Raegan King, director for the Waco Mammoth Site, said Jarvis was overwhelmed with the public support Waco showed at Monday’s citywide meeting held at the Mayborn Museum Complex.
“Jarvis touring and meeting with the city was one of the more important pieces of the puzzle in getting national recognition for the park,” King said.
Jeff Goodman, program administrator for the Waco Department of Parks and Recreation, said after Jarvis was given an interpretive tour of the site, he was eager to hear what community members had to say.
“There were over 200 people in the theater of the Mayborn,” Goodman said. “When director Jarvis turned the program over to the audience, there was such a positive electricity in the room.”
Goodman said the audience was 100 percent in favor of the site becoming nationally recognized.
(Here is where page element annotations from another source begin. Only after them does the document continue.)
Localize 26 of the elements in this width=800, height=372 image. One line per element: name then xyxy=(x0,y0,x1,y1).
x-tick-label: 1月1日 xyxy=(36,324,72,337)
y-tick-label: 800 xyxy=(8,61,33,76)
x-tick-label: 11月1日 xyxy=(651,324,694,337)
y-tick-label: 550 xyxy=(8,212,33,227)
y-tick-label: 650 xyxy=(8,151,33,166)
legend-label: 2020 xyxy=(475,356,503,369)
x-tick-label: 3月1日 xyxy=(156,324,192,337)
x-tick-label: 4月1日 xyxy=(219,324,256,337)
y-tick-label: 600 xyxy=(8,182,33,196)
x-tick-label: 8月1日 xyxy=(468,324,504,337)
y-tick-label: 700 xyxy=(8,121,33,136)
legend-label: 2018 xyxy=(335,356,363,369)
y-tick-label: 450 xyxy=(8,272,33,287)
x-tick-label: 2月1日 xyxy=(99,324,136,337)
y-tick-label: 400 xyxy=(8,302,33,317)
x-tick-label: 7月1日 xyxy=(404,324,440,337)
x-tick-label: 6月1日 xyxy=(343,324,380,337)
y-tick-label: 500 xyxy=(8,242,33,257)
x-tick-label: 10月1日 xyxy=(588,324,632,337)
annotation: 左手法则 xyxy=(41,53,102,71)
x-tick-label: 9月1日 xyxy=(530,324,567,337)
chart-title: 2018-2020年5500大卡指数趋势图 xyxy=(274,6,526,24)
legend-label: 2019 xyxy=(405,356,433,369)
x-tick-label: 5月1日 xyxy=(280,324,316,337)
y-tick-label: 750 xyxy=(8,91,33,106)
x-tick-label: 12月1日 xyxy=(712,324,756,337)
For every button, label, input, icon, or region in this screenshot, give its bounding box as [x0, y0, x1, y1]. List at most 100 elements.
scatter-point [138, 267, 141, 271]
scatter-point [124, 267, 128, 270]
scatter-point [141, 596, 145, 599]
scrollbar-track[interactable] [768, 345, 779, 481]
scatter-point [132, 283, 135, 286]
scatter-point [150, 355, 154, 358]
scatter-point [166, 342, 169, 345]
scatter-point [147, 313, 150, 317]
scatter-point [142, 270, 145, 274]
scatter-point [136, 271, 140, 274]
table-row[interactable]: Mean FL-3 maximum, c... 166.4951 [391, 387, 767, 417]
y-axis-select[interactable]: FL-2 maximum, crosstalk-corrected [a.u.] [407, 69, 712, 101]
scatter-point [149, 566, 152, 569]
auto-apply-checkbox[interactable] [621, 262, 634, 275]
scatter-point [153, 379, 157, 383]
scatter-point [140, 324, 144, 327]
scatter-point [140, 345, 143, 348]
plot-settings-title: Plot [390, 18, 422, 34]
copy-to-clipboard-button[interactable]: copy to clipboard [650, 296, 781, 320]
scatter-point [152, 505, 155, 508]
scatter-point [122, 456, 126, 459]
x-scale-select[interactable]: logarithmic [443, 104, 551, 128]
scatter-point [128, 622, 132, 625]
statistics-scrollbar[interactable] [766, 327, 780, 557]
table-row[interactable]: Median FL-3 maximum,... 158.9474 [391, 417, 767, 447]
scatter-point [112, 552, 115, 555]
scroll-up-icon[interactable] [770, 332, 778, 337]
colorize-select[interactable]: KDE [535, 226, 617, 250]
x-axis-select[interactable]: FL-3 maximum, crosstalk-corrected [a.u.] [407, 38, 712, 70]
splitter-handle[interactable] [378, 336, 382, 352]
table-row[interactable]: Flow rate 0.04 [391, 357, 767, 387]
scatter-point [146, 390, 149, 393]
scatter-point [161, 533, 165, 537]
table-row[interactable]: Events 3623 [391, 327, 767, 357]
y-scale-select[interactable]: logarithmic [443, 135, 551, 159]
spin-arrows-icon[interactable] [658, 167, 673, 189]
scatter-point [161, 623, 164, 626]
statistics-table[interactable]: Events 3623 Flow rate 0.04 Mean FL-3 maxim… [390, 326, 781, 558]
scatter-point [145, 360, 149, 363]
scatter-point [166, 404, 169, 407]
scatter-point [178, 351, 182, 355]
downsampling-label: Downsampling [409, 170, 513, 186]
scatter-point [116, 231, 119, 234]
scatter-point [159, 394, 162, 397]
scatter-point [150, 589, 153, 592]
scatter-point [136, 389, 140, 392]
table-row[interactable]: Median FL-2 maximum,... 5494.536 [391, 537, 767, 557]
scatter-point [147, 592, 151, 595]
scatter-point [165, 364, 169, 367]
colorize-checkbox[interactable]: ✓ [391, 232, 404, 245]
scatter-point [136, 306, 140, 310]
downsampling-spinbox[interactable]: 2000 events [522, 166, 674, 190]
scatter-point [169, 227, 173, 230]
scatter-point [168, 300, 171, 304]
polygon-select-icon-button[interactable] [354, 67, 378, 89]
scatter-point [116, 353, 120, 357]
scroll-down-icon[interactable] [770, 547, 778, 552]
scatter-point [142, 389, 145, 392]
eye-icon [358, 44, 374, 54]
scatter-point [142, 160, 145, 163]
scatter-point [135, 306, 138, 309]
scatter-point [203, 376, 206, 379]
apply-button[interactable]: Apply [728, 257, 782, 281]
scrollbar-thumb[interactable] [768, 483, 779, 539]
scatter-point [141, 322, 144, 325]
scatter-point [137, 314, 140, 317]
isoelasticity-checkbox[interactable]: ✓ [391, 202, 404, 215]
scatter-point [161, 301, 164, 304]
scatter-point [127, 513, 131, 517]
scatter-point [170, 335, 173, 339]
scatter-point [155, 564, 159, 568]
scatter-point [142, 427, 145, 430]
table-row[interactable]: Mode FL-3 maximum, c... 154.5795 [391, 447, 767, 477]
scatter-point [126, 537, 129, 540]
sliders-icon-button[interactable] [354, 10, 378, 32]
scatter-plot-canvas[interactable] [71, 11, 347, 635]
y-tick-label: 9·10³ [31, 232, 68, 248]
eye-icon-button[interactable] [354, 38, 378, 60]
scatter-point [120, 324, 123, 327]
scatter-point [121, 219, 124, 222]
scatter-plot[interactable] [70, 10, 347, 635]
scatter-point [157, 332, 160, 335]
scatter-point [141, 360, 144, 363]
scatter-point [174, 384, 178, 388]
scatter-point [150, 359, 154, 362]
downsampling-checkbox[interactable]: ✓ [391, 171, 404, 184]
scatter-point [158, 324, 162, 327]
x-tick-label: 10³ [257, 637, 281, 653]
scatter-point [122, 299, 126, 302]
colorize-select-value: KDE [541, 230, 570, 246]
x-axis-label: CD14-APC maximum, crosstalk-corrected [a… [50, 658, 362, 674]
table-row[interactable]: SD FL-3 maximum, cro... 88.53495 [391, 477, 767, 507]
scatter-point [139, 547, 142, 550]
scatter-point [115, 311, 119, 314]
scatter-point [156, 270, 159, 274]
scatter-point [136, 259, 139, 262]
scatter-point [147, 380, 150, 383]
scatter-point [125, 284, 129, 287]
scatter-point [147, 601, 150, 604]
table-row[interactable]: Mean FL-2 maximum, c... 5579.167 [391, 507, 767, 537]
If approved by officials in Washington, D.C., the site would join 15 other national parks in Texas, which benefitted the state $173.4 million from tourism in 2013, according to the National Park Service website.
“Getting the site recognized would provide resources to the park that we couldn’t do otherwise,” Goodman said. “Preservation, paleontological and scientific research would be gained from the certification.”
Because the National Park Service is an internationally recognized brand, the Waco Mammoth Site would be economically and visibly benefited, Goodman said.
“This would put us in the national park registry,” King said. “It would bring our Waco site to a worldwide audience.”
The city park has been considered for national park status since the early 2000s, King said.
“The park was created per the standards of the National Park Service in hopes it would one day gain national recognition,” King said. “It’s already set up and prepared to become certified.”
Baylor’s staff, students and volunteers excavated the site after the first bone discovery in the 1970s, a process that took over 30 years, according to the Mammoth Site website.
“Though the first bones were discovered in the 1970s, the site remained closed to the public until the end of 2009,” according to the website.
Both King and Goodman said they don’t know how long the process will take to become certified, but are confident it will certainly happen.
“It could be a month, it could be three months,” Goodman said. “At this point, it’s like playing darts in the dark, but we’re very optimistic and encouraged by the community.”
Jarvis said at the city meeting he will be going back to D.C. with a high recommendation for the Waco Mammoth Site.